Delta once ran a Super Bowl ad saying its miles would never expire. The company then started expiring its miles. It later reversed this decision, declaring this was the “right thing to do,” but it didn’t reimburse customers whose miles they had taken away in years prior to this change.
Programs frequently change their rules and don’t even tell customers they’ve done so. Members are expected to keep up with dense rules on a program’s website, and many airlines don’t provide a summary of what’s changing. Fortunately, there are third-party tools that can track website changes. But when that’s what’s expected of customers, it’s no wonder that consumers get frustrated.
When the Airline Deregulation Act allowed airlines to set their own schedules and prices, it also told the states that they couldn’t have their own regulations in this area. Unfortunately, the Supreme Court decided in Northwest v. Ginsberg that this meant consumers can’t sue over frequent flyer programs using common law claims such as duty of good faith and fair dealing, reasoning that such common law principles amounted to state regulation. As a result, frequent flyer programs are largely shielded from consumer lawsuits unless airlines actually violate the terms of their stated program rules.
The only other avenue of redress left was the Department of Transportation, whose inspector general concluded during the Obama administration that complaints about frequent flyer programs have generally been ignored.
The volume of air travel has grown markedly, and airline tickets have become much more affordable, as a consequence of deregulation. Yet airlines have had to figure out how to compete with each other when the scope of allowable differentiation in the travel experience is limited.
Airports are usually owned by governments in the United States. Security screening is mostly performed by government employees. The features onboard an aircraft, everything from seats to lavatories, are submitted to the government for approval. Airlines can’t put doors on business class beds without federal permission. And from the moment a plane pushes back from the gate to the moment it arrives at its destination, it’s being told exactly where to go and at what speed by government air traffic controllers.
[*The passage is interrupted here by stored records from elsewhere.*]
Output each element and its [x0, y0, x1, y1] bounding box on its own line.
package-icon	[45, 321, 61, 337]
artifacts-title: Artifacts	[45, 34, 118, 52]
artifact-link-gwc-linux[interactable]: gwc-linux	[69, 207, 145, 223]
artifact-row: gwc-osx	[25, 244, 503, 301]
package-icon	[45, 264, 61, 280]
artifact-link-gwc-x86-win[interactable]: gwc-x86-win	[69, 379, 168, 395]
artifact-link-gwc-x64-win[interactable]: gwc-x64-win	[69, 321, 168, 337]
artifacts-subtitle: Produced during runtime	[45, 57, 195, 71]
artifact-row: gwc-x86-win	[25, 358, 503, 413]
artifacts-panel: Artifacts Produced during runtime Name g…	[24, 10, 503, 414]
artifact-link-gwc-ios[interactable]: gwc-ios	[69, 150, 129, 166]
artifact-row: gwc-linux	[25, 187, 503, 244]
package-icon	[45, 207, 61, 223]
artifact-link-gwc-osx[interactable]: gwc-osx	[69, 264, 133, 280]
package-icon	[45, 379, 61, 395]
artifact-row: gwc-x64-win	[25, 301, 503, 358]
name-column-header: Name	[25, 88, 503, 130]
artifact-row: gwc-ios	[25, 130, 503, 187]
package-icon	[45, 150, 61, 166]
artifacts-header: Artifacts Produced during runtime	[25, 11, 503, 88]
So airlines, newly allowed to compete with each other nearly five decades ago, figured out how to turn what once seemed like a commodity product into one that consumers saw as differentiated using frequent flyer miles—and a marketing engine unlike that in almost any other industry. Marketing is usually a cost center, but airline miles are a huge profit center, with self-reported margins that can exceed 50 percent.
Airlines would have to spend on marketing anyway. This way, they do it mostly by rebating value to the customer—and in a way where customers get something (travel) that they value more than it costs the provider to offer (especially since companies are frequently offering seats that would have gone unsold).
That’s great for the consumer, and it’s even better for the informed one who hunts for excess capacity that an airline is going to make available using miles. The best deals are frequently long-haul business and first class redemptions that you’ll find using your preferred airline’s partners around the world, who have the seats and make them available at the lowest prices.
And so a young child who never thinks it possible that he could see the world, let alone do so in comfort, can expand his horizons, meet more people, try new foods, and bring back a richer understanding of the world beyond what Ted Kennedy, Stephen Breyer, and the other architects of airline deregulation had ever contemplated.